Cagayan de Oro City Vice Mayor Kikang Uy gives his speech to local and national housing experts and various stakeholders during the 2nd Housing Summit on Tuesday, November 20, at the Grand Caprice Restaurant. (Contributed photo)
Cagayan de Oro City Vice Mayor Kikang Uy gives his speech to local and national housing experts and various stakeholders during the 2nd Housing Summit on Tuesday, November 20, at the Grand Caprice Restaurant. (Contributed photo)

THE Cagayan de Oro City Government needs at least P28.5 billion for its housing program as it projects a housing backlog of 79,073 households in the next 8 to 10 years.

During the 2nd Housing Summit held last Tuesday, November 20, the City Housing and Urban Development Department (CHUDD) disclosed that from only 34,898 informal settlers in 2013, the number of informal settlers rose to 51,437 as of August 2018.

Informal settlers are those families living in hazardous areas, no-build zones, as well as those affected by government projects facing order for demolition and eviction.

According to the city's Local Shelter Plan, the city needs at least 350,000 hectares of land to accommodate the increasing number of informal settlers.

Engineer Ermin Pimentel, CHUDD head said, the fast rate of births and migration are the two main factors of the rising informal settler families in the city.

The needed P28 billion meanwhile shall only be achieved if there is a collaborative effort between the private and the government sector, he added. The amount will be used for land acquisition, land development, construction of housing units, and to sustain the project.
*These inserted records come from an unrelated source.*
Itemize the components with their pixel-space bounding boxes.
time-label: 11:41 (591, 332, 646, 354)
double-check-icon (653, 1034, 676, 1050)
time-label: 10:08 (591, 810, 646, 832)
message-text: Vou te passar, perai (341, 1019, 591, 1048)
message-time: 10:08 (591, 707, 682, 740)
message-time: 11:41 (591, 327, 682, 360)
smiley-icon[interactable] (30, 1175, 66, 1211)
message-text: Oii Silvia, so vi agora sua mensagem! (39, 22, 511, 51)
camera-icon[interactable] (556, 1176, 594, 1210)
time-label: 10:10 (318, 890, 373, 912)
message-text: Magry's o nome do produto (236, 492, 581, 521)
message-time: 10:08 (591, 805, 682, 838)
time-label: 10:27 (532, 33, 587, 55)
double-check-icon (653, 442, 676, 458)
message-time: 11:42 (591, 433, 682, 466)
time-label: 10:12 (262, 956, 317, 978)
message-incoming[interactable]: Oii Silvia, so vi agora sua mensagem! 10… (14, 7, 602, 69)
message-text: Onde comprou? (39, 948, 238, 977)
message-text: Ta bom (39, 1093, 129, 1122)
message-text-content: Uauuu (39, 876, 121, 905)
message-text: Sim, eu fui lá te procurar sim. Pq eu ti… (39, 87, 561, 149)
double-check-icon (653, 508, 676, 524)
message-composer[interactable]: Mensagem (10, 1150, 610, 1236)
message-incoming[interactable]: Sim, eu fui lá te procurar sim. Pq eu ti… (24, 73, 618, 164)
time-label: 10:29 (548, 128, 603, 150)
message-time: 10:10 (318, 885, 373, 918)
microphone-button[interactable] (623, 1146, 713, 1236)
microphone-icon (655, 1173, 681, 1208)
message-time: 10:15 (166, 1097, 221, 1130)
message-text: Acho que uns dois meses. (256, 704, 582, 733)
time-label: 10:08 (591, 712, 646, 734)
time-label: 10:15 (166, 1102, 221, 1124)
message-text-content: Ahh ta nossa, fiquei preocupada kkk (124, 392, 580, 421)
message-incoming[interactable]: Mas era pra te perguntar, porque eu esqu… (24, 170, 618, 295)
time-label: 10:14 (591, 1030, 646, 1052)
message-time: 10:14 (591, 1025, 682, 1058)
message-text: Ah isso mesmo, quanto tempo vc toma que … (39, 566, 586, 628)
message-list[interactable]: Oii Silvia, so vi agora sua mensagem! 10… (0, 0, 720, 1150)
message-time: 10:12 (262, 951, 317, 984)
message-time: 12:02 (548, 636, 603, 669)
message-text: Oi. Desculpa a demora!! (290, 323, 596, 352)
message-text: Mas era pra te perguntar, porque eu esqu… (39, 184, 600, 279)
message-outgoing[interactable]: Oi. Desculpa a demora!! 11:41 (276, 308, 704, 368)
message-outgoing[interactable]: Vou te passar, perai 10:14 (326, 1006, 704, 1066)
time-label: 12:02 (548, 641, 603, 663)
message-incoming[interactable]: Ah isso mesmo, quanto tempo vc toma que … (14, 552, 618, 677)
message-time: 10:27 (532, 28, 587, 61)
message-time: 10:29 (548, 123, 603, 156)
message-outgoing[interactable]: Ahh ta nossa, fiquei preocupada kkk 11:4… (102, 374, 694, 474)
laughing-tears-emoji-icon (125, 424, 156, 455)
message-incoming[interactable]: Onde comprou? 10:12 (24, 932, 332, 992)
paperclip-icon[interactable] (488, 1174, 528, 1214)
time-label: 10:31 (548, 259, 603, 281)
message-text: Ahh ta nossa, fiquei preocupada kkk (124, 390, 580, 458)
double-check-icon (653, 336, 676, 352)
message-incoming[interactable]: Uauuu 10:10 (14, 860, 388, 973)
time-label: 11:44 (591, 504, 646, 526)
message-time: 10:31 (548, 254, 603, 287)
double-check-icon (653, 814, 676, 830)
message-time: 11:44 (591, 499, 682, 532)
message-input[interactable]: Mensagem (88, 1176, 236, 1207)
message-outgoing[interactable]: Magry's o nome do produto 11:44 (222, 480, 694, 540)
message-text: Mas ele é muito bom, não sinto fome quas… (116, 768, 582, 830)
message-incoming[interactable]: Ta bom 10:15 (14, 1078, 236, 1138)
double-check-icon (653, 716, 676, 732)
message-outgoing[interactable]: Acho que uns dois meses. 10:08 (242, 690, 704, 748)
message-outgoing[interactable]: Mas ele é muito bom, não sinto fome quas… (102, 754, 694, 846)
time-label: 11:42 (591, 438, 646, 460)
Pimentel said the city will focus on investing an amount to buy lands where the housing units will be built. In fact, a proposal of P250 million for land acquisition is pending approval before the City Council.

"We will then mobilize our beneficiaries so that they can avail the housing loans of Pag-IBIG and the Social Housing Finance Corporation (SHFC)," he said.

"Ang city hall didto moinvest sa pagpalit sa mga yuta, karon naay interested developers kay naa naman tay yuta so malibre na atong gastuson diha," he added.

Pimentel said the private and public agencies aid is important to fast track land acquisition and subsidize socialized housing to make it more affordable to the beneficiaries.

Currently, the city has acquired a total of 13.3056 hectares, 39 hectares are in the process of acquisition, and the other 37 hectares are for survey.

"Housing program is a very expensive program, dili mahimo ni tanan sa syudad, our strategy is to partner with land developers so we also must be attractive to them. It is important that we must know how to do this, develop the expertise, dili sayon sa government office to do these things but its precisely we're doing," he said.

"Ang pinakaimportante nga source sa pondo are our partners including developers, PagIbig, NHA, SHFC, and congressmen," he added.

The housing summit was started in 2013 to address the problem of the growing informal settlers in the city. The summit was able to gather local and national players in the socialized housing field.

With the theme "Panimalay sa Pamilya, Malungtaron ug Lig-ong Dakbayan," the summit aims to identify the roadmap of the housing engagement for the next 5 years.